Heineken N.V. and Carlsberg A/S statement regarding Scottish & Newcastle plc


Amsterdam, 17 October 2007 - Heineken N.V. responded today to the recent share price movement of Scottish & Newcastle plc.
 
Heineken N.V. and Carlsberg A/S confirm that they are in discussions regarding the formation of a consortium to make an offer for the entire issued share capital of Scottish & Newcastle plc. An offer, if made, is likely to be in cash. It is currently intended that Heineken will ultimately assume control of Scottish & Newcastle's business in the UK and other European markets and that Carlsberg will ultimately acquire Scottish & Newcastle's interest in BBH, France and Greece.
 
To date no formal approach has been made to Scottish & Newcastle and there can be no certainty that an offer for Scottish & Newcastle will ultimately be forthcoming.
 
A further announcement will be made in due course.
 
 
 
Editorial information:
Heineken N.V. is the most international brewer in the world.

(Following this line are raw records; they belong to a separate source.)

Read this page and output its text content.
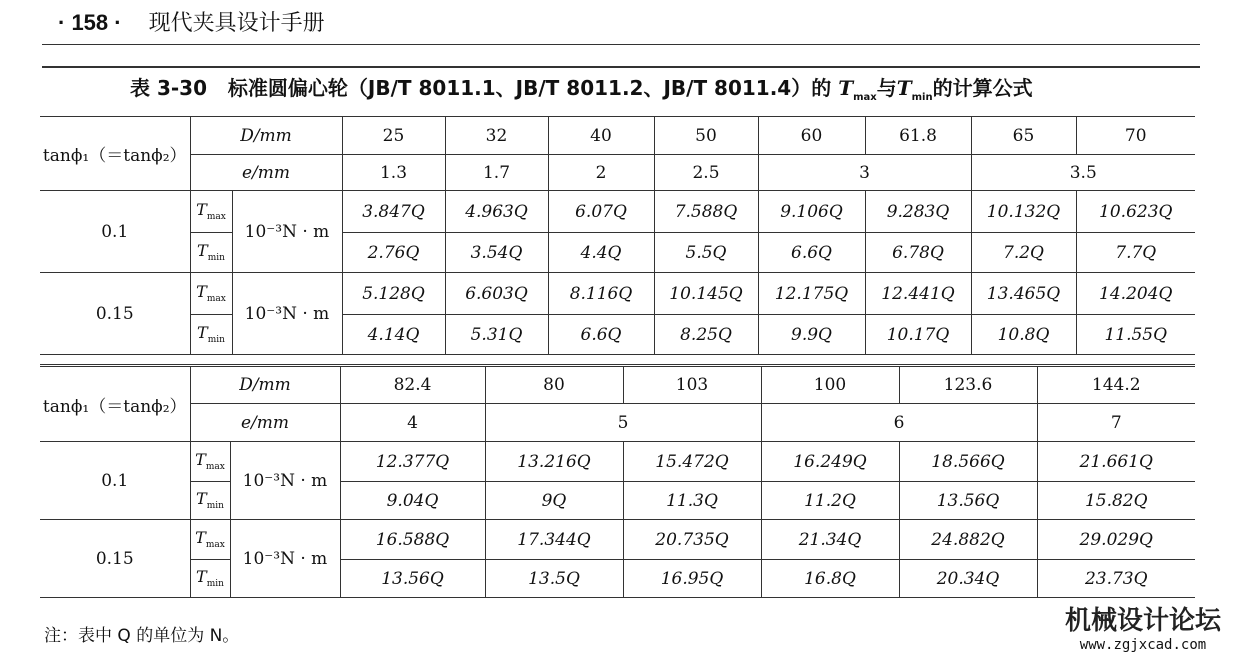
· 158 · 现代夹具设计手册
表 3-30 标准圆偏心轮（JB/T 8011.1、JB/T 8011.2、JB/T 8011.4）的 $T_{max}$与$T_{min}$的计算公式
tanϕ₁（＝tanϕ₂）	D/mm		25	32	40	50	60	61.8	65	70
	e/mm		1.3	1.7	2	2.5	3		3.5	
0.1	$T_{max}$	10⁻³N · m	3.847Q	4.963Q	6.07Q	7.588Q	9.106Q	9.283Q	10.132Q	10.623Q
	$T_{min}$		2.76Q	3.54Q	4.4Q	5.5Q	6.6Q	6.78Q	7.2Q	7.7Q
0.15	$T_{max}$	10⁻³N · m	5.128Q	6.603Q	8.116Q	10.145Q	12.175Q	12.441Q	13.465Q	14.204Q
	$T_{min}$		4.14Q	5.31Q	6.6Q	8.25Q	9.9Q	10.17Q	10.8Q	11.55Q
tanϕ₁（＝tanϕ₂）	D/mm		82.4	80	103	100	123.6	144.2
	e/mm		4	5		6		7
0.1	$T_{max}$	10⁻³N · m	12.377Q	13.216Q	15.472Q	16.249Q	18.566Q	21.661Q
	$T_{min}$		9.04Q	9Q	11.3Q	11.2Q	13.56Q	15.82Q
0.15	$T_{max}$	10⁻³N · m	16.588Q	17.344Q	20.735Q	21.34Q	24.882Q	29.029Q
	$T_{min}$		13.56Q	13.5Q	16.95Q	16.8Q	20.34Q	23.73Q
注：表中 Q 的单位为 N。	机械设计论坛
www.zgjxcad.com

The Heineken brand is sold in almost every country in the world and the company owns over 115 breweries in more than 65 countries. With a Group beer volume of 132 million hectolitres Heineken ranks fourth in the world beer market by volume. Heineken strives for an excellent sustainable financial performance through marketing a portfolio of strong local and international brands with the emphasis on the Heineken brand, through a carefully selected combination of broad and segment leadership positions and through a continuous focus on cost control. In 2006, revenues amounted to € 12 billion and net profit before exceptional items and amortisation of brands amounted to € 930 million. Heineken employs over 57,500 people. Heineken N.V. and Heineken Holding N.V. shares are listed on the Amsterdam stock exchange. Prices for the ordinary shares may be accessed on Bloomberg under the symbols HEIA NA and HEIO NA and on the Reuter Equities 2000 Service under HEIN.AS and HEIO.AS.

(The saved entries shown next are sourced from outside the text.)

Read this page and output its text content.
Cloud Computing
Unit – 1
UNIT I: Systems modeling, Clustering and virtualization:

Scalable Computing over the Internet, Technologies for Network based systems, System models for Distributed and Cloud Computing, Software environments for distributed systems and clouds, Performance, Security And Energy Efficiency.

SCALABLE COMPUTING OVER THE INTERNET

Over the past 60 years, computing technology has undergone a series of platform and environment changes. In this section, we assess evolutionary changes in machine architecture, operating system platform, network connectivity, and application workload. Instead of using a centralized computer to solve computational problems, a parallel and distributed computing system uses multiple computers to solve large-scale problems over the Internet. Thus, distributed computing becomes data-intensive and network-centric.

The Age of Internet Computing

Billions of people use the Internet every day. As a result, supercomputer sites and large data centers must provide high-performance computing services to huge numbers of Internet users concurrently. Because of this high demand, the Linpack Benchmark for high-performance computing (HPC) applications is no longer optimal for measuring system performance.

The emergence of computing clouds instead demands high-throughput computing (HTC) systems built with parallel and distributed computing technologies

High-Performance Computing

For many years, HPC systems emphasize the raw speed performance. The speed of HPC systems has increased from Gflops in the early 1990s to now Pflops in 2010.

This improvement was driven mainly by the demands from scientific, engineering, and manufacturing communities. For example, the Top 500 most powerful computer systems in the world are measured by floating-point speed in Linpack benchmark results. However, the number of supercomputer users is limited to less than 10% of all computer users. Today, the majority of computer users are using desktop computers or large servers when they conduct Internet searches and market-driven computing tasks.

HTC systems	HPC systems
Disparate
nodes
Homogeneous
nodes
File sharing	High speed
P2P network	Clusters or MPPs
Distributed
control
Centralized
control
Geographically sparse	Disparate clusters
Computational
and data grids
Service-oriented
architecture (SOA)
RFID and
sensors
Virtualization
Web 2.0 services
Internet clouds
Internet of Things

Additional information is available on Heineken's home page: http//www.heinekeninternational.com.
 
Press enquiries
Véronique Schyns
Tel: +31 (0)20 52 39 355
veronique.schyns@heineken.com
 
Investor and analyst enquiries          
Jan van de Merbel
Tel: +31 (0)20 52 39 590
 
London Stock Exchange Dealing Disclosure Requirements
 
Under the provisions of Rule 8.3 of the Takeover Code (the "Code"), if any person is, or becomes, "interested" (directly or indirectly) in 1% or more of any class of "relevant securities" of Scottish & Newcastle plc, all "dealings" in any "relevant securities" of that company (including by means of an option in respect of, or a derivative referenced to, any such "relevant securities") must be publicly disclosed by no later than 3.30 pm (London time) on the London business day following the date of the relevant transaction. This requirement will continue until the date on which the offer becomes, or is declared, unconditional as to acceptances, lapses or is otherwise withdrawn or on which the "offer period" otherwise ends. If two or more persons act together pursuant to an agreement or understanding, whether formal or informal, to acquire an "interest" in "relevant securities" of Scottish & Newcastle plc, they will be deemed to be a single person for the purpose of Rule 8.3.

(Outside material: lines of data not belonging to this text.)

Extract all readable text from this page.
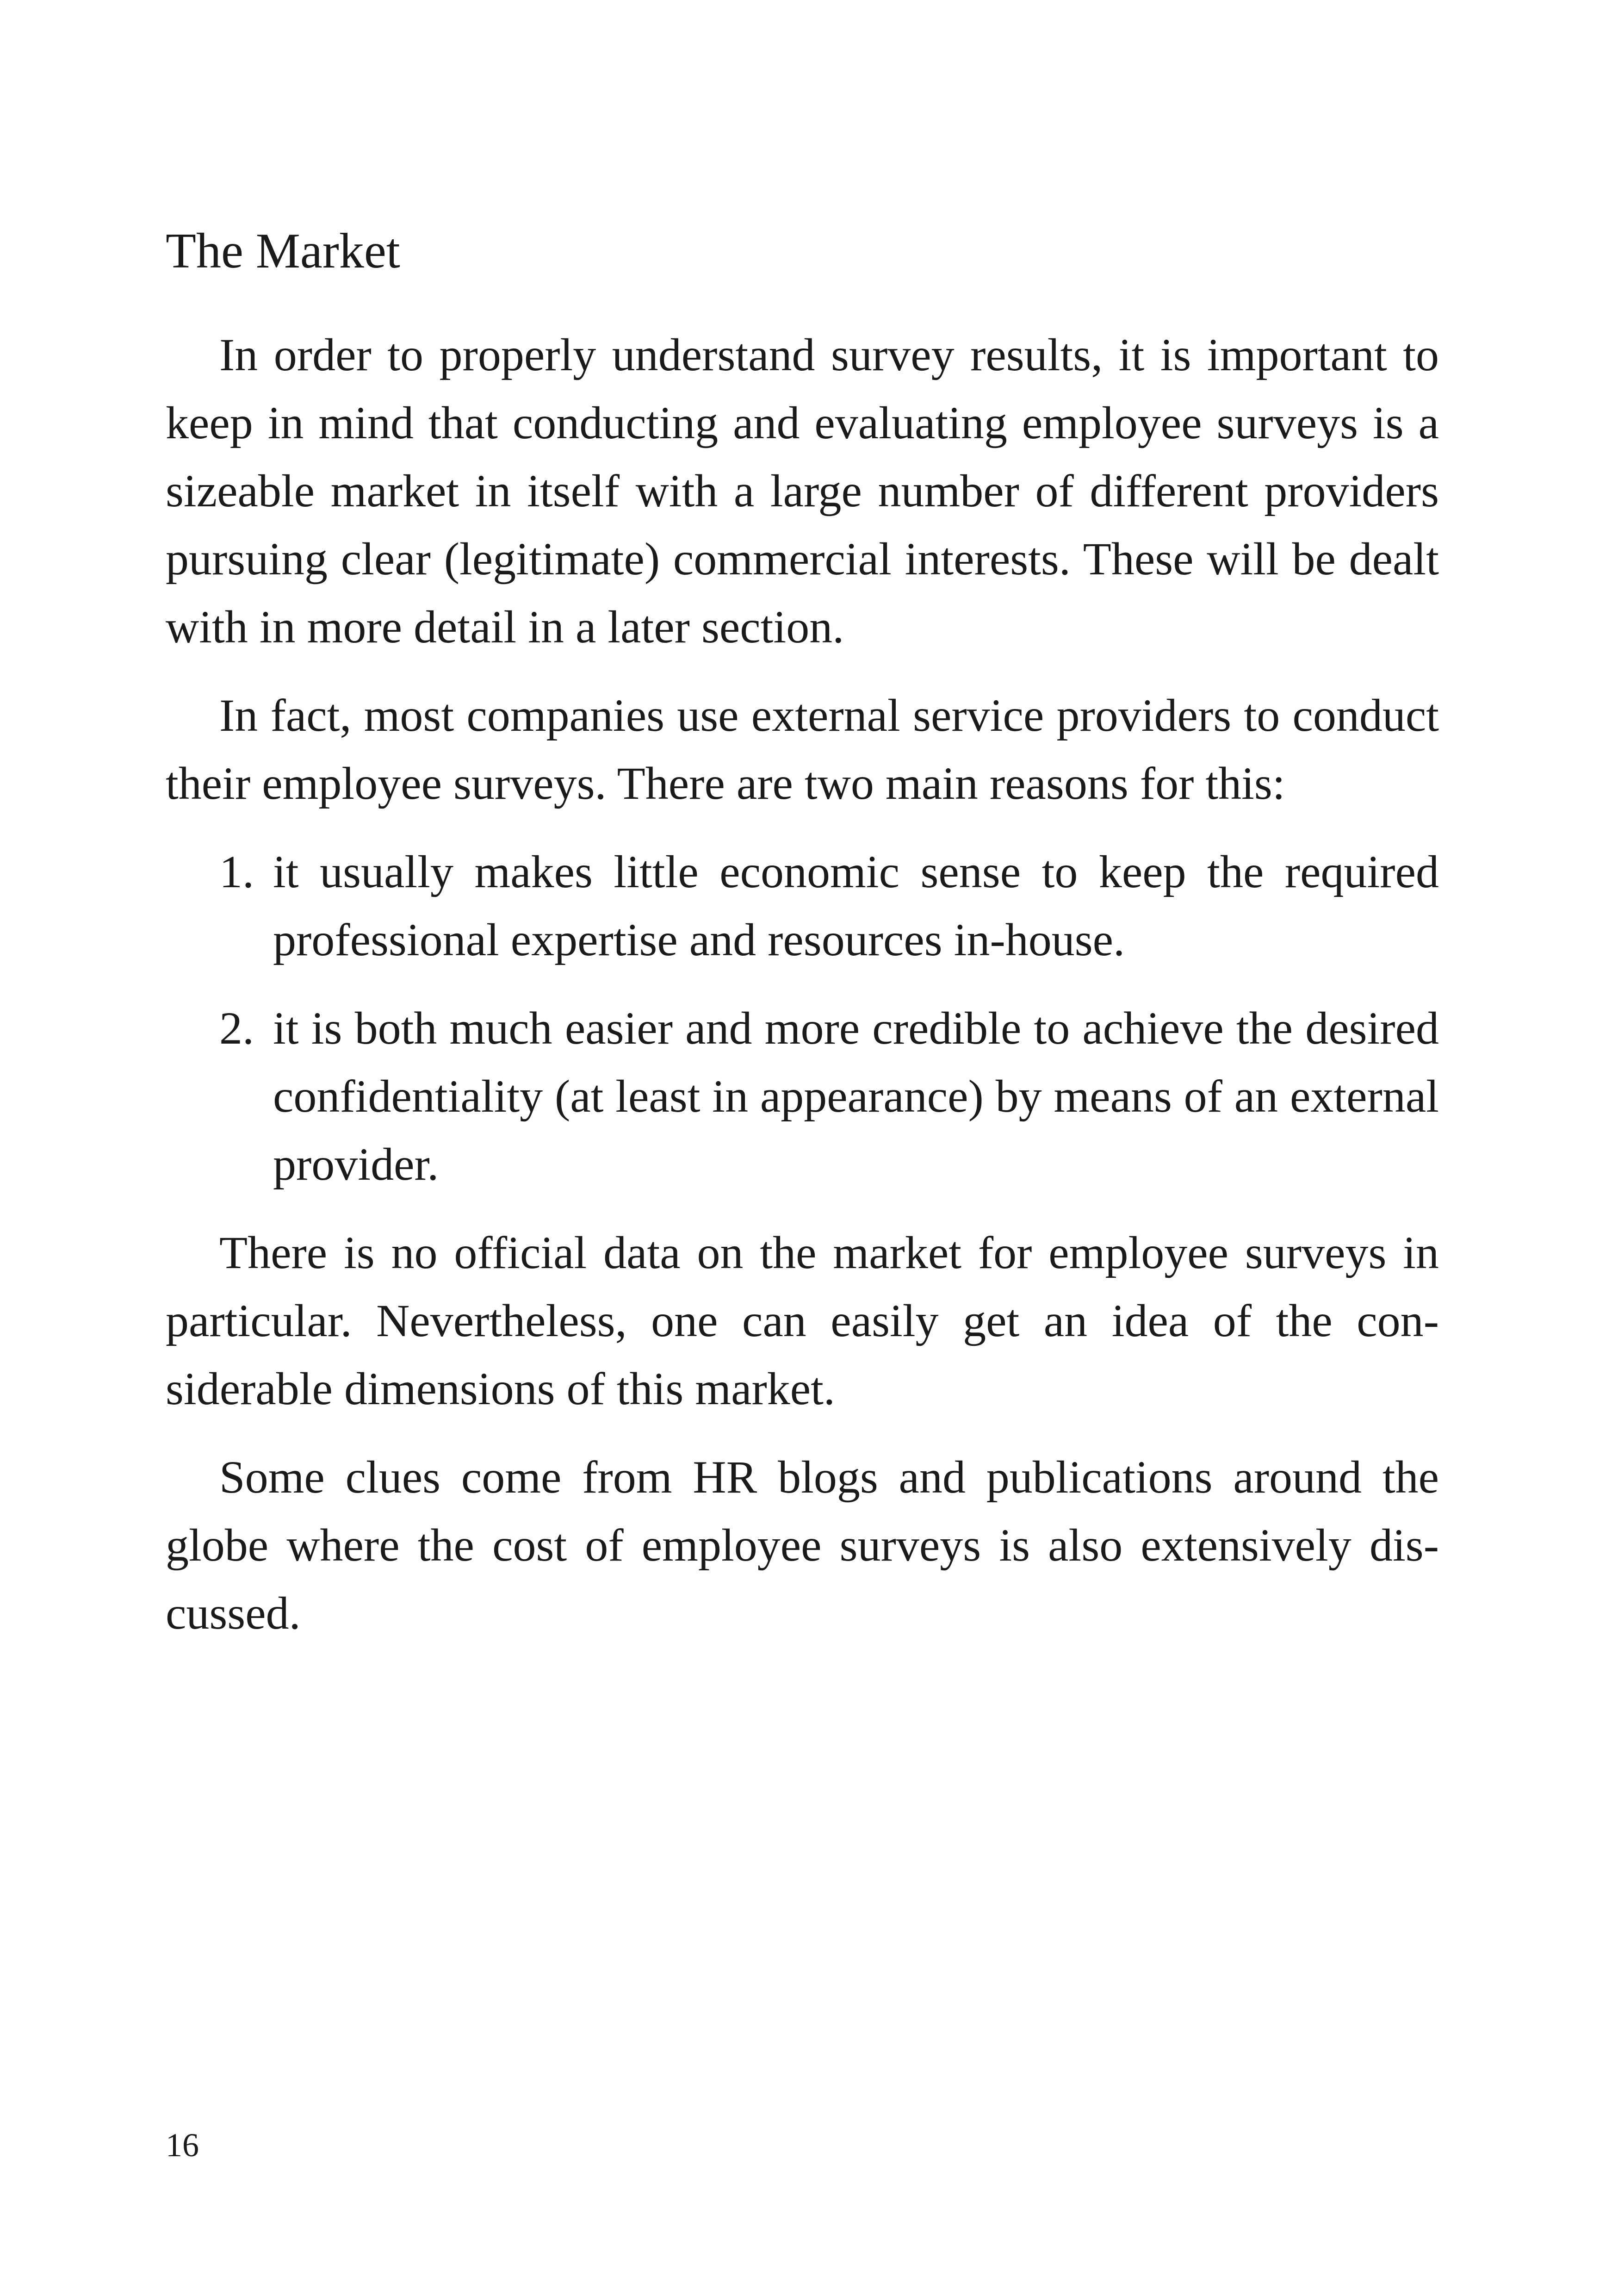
The Market

In order to properly understand survey results, it is important to keep in mind that conducting and evaluating employee surveys is a sizeable market in itself with a large number of different providers pursuing clear (legitimate) commercial interests. These will be dealt with in more detail in a later section.

In fact, most companies use external service providers to conduct their employee surveys. There are two main reasons for this:

1. it usually makes little economic sense to keep the required professional expertise and resources in-house.
2. it is both much easier and more credible to achieve the desired confidentiality (at least in appearance) by means of an external provider.

There is no official data on the market for employee surveys in particular. Nevertheless, one can easily get an idea of the considerable dimensions of this market.

Some clues come from HR blogs and publications around the globe where the cost of employee surveys is also extensively discussed.

16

Under the provisions of Rule 8.1 of the Code, all "dealings" in "relevant securities" of Scottish & Newcastle by Carlsberg A/S or Heineken N.V. or Scottish & Newcastle plc, or by any of their respective "associates", must be disclosed by no later than 12.00 noon (London time) on the London business day following the date of the relevant transaction.
A disclosure table, giving details of the companies in whose "relevant securities" "dealings" should be disclosed, and the number of such securities in issue, can be found on the Takeover Panel's website at www.thetakeoverpanel.org.uk.
"Interests in securities" arise, in summary, when a person has long economic exposure, whether conditional or absolute, to changes in the price of securities. In particular, a person will be treated as having an "interest" by virtue of the ownership or control of securities, or by virtue of any option in respect of, or derivative referenced to, securities.
Terms in quotation marks are defined in the Code, which can also be found on the Panel's website. If you are in any doubt as to whether or not you are required to disclose a "dealing" under Rule 8, you should consult the Panel.